Celebrating Earth Day with Edible Canada and Okanagan Crush Pad

 

It was a rainy day on Granville Island, but the mood inside Edible Canada was bright and sunny. Besides the cheerful company, and some wonderful wines, the passion for BC food and wine was palpable.

After a little wine tasting and mingling, Town Hall’s Leann Froese got everyone’s attention and introduced Eric Pateman from Edible Canada who spoke about the company’s philosophy of local food and Canadian cuisine. They have a bistro with some amazing dishes and an impressive all Canadian, and predominantly BC, wine list. In addition, they offer artisanal products and host many special events and tours.

IMG_5909

IMG_5922

Christine Coletta and then David Scholefield spoke about Okanagan Crush Pad and their deep commitment to their land and their wines; both the Haywire series and the Narrative line up.

IMG_5928

Okanagan Crush Pad produces wines under different labels. The Haywire brand signifies that the grapes come from their own organic vineyards. With the most recent vintage, they have moved to single vineyard wines and the wines will be a little more esoteric in character. They have spent a lot of time trying to determine just which varietal is best suited to each site including their new 312 acre high altitude Garnet Valley Ranch property where they grow pinot noir, chardonnay and riesling. David even brought a sample of the Garnet Valley glacial soil to show everyone. Who else gets so passionate about dirt? Okanagan Crush Pad also has the 35 acre Secrest Mountain Vineyard in Oliver where they grow gamay noir, pinot noir, chardonnay, gewürztraminer, pinot blanc and pinot gris.

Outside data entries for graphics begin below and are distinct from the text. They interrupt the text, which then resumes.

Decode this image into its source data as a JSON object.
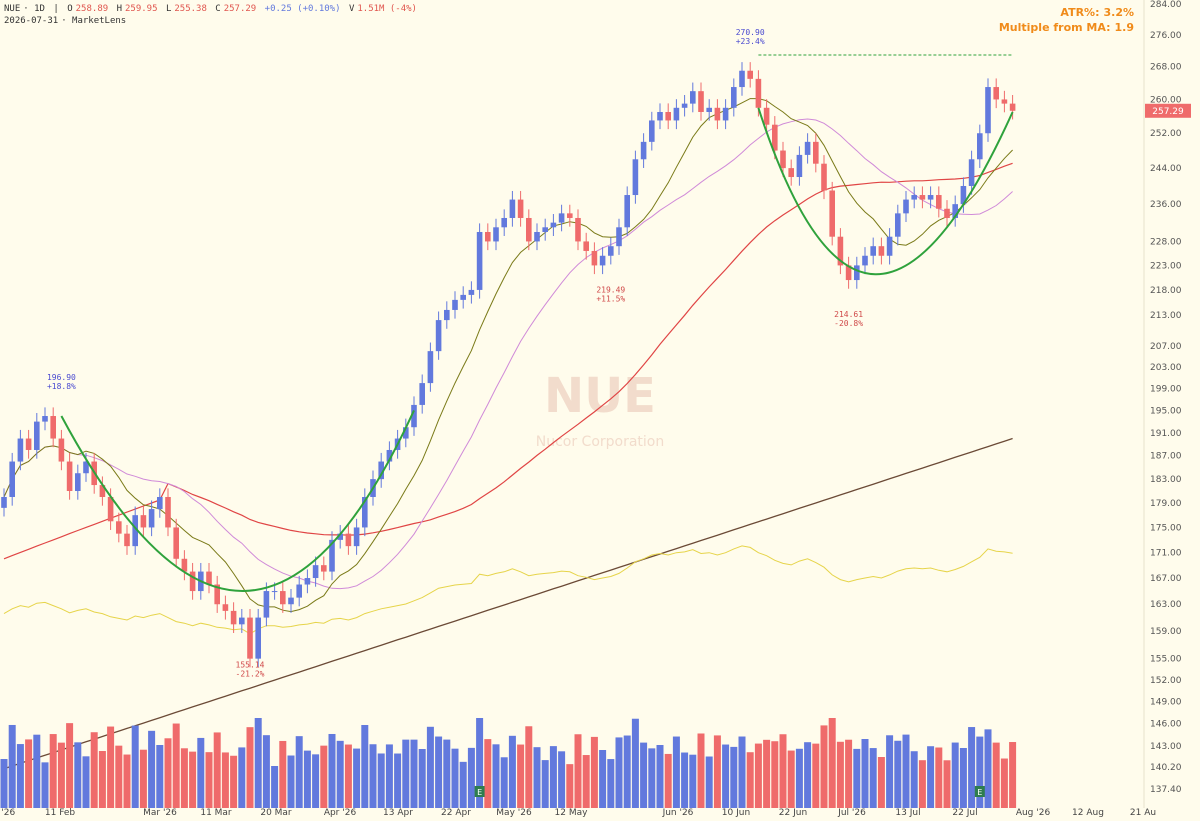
{
  "header": {
    "symbol": "NUE",
    "interval": "1D",
    "o_label": "O",
    "open": "258.89",
    "h_label": "H",
    "high": "259.95",
    "l_label": "L",
    "low": "255.38",
    "c_label": "C",
    "close": "257.29",
    "change": "+0.25 (+0.10%)",
    "v_label": "V",
    "volume": "1.51M (-4%)",
    "date": "2026-07-31",
    "source": "MarketLens"
  },
  "stats": {
    "atr_label": "ATR%:",
    "atr_value": "3.2%",
    "mult_label": "Multiple from MA:",
    "mult_value": "1.9"
  },
  "watermark": {
    "ticker": "NUE",
    "company": "Nucor Corporation"
  },
  "colors": {
    "up": "#6279dd",
    "down": "#ef6b6b",
    "background": "#fffcec",
    "ma_fast": "#7a7a18",
    "ma_mid": "#d08ad8",
    "ma_50": "#e04545",
    "ma_200": "#6b4a36",
    "rs_line": "#e6d44a",
    "cup_pattern": "#2fa23c",
    "last_price": "#ef6b6b",
    "earnings": "#2e7d4f"
  },
  "chart_data": {
    "type": "candlestick",
    "ylim": [
      135,
      284
    ],
    "y_scale": "log",
    "y_ticks": [
      137.4,
      140.2,
      143.0,
      146.0,
      149.0,
      152.0,
      155.0,
      159.0,
      163.0,
      167.0,
      171.0,
      175.0,
      179.0,
      183.0,
      187.0,
      191.0,
      195.0,
      199.0,
      203.0,
      207.0,
      213.0,
      218.0,
      223.0,
      228.0,
      236.0,
      244.0,
      252.0,
      260.0,
      268.0,
      276.0,
      284.0
    ],
    "x_ticks": [
      "b '26",
      "11 Feb",
      "Mar '26",
      "11 Mar",
      "20 Mar",
      "Apr '26",
      "13 Apr",
      "22 Apr",
      "May '26",
      "12 May",
      "Jun '26",
      "10 Jun",
      "22 Jun",
      "Jul '26",
      "13 Jul",
      "22 Jul",
      "Aug '26",
      "12 Aug",
      "21 Au"
    ],
    "last_price": 257.29,
    "closes": [
      180,
      186,
      190,
      188,
      193,
      194,
      190,
      186,
      181,
      184,
      186,
      182,
      180,
      176,
      174,
      172,
      177,
      175,
      178,
      180,
      175,
      170,
      168,
      165,
      168,
      166,
      163,
      162,
      160,
      161,
      155,
      161,
      165,
      165,
      163,
      164,
      166,
      167,
      169,
      168,
      173,
      174,
      172,
      175,
      180,
      183,
      186,
      188,
      190,
      192,
      196,
      200,
      206,
      212,
      214,
      216,
      217,
      218,
      230,
      228,
      231,
      233,
      237,
      233,
      228,
      230,
      231,
      232,
      234,
      233,
      228,
      226,
      223,
      225,
      227,
      231,
      238,
      246,
      250,
      255,
      257,
      255,
      258,
      259,
      262,
      257,
      258,
      255,
      258,
      263,
      267,
      265,
      258,
      254,
      248,
      244,
      242,
      247,
      250,
      245,
      239,
      229,
      223,
      220,
      223,
      225,
      227,
      225,
      229,
      234,
      237,
      238,
      237,
      238,
      235,
      233,
      236,
      240,
      246,
      252,
      263,
      260,
      259,
      257.29
    ],
    "annotations": [
      {
        "text": "196.90",
        "pct": "+18.8%",
        "kind": "high"
      },
      {
        "text": "155.14",
        "pct": "-21.2%",
        "kind": "low"
      },
      {
        "text": "219.49",
        "pct": "+11.5%",
        "kind": "low"
      },
      {
        "text": "270.90",
        "pct": "+23.4%",
        "kind": "high"
      },
      {
        "text": "214.61",
        "pct": "-20.8%",
        "kind": "low"
      }
    ],
    "earnings_marker": "E"
  }
}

Rebecca and Amy from the winery were on hand filling peoples glasses and telling them all about the wines. Here are my quick impressions of the Okanagan Crush Pad line up.

IMG_5914

We began with a sneak preview of their soon-to-be-released new bubbly, Narrative XC. This is more of a Prosecco styled sparkling wine as it is made in the Charmat or ‘tank’ method as opposed to the more lengthy and arduous traditional bottle fermentation. Not as dry as their Bub original sparkler, however, the horizontally mounted 800 litre oblong tanks provide a lot of lees contact which give a creamy, toasty character to the wine which is seldom found in Prosecco. Made from 60% Pinot Noir and 40% Chardonnay, this is a wonderful wine to celebrate anywhere, anytime. $24.90

IMG_5911

IMG_5929

The next wine was the Narrative Ancient Method 2013 – 100% chardonnay, bottled before fermentation was complete, leesy, floral notes, impressive, dry. $39.90

Haywire Switchback Organic Vineyard Pinot Gris 2014 – peachy, wet stones, dry, subtle, creamy mouthfeel, elegant with a medium-long finish. $24.90

IMG_5917

Haywire Waters and Banks Sauvignon Blanc 2014 – love this wine, passion fruit, gooseberry, citrus, dry, delicious, long finish. $24.90

Haywire Wild Ferment 2014 – 100% pinot gris which looks like a rosé due to 8 months skin contact, citrus, grapefruit, some floral hints, dry, good body. $29.90

IMG_5918

Haywire Freeform White 2014 – 100% sauvignon Blanc made with minimal intervention, terroir driven, minerality and tropical fruit, unique. $34.90

IMG_5920

Haywire Freeform Red 2014 – 100% Pinot Noir, bright red cherries, spice, hints of chocolate, dry, terroir driven, juicy boysenberry on the back end, one of a kind. $54.90

Haywire Waters and Banks Pinot Noir 2014 – red fruit and berries, earthy, impressive. $39.90

IMG_5916

Okanagan Crush Pad believes in biodiversity, with the focus on a sense of place rather than on the grape. Their goal is to make natural wines that are unique, not just making them stand out from other wineries, but that will project the land that it was grown on, the weather conditions of the year and all the other details that go into winemaking. Five years after opening in 2006, Okanagan Crush Pad began to grow grapes sustainably and were certified organic four years later. Now their contract growers are undergoing a transition to organic farming. The winery has all but eliminated the use of additives, uses indigenous or field yeasts that occur naturally on the grape skins and now makes their wines in concrete tanks and clay amphorae, rather than using the typical stainless steel tanks and oak barrels.

As Okanagan Crush Pad has made significant, perhaps even dramatic steps in their approach to winemaking, from the vineyard to the winery, they are now involved in several research projects, one of which involves a partnership with UBC looking at a better understanding of native yeasts.

Those in attendance were the first to hear about the partnership between Okanagan Crush Pad and Edible Canada happening at the Crush Pad this summer. Be sure to drop by for a sip and a bite that showcase the best that BC has to offer.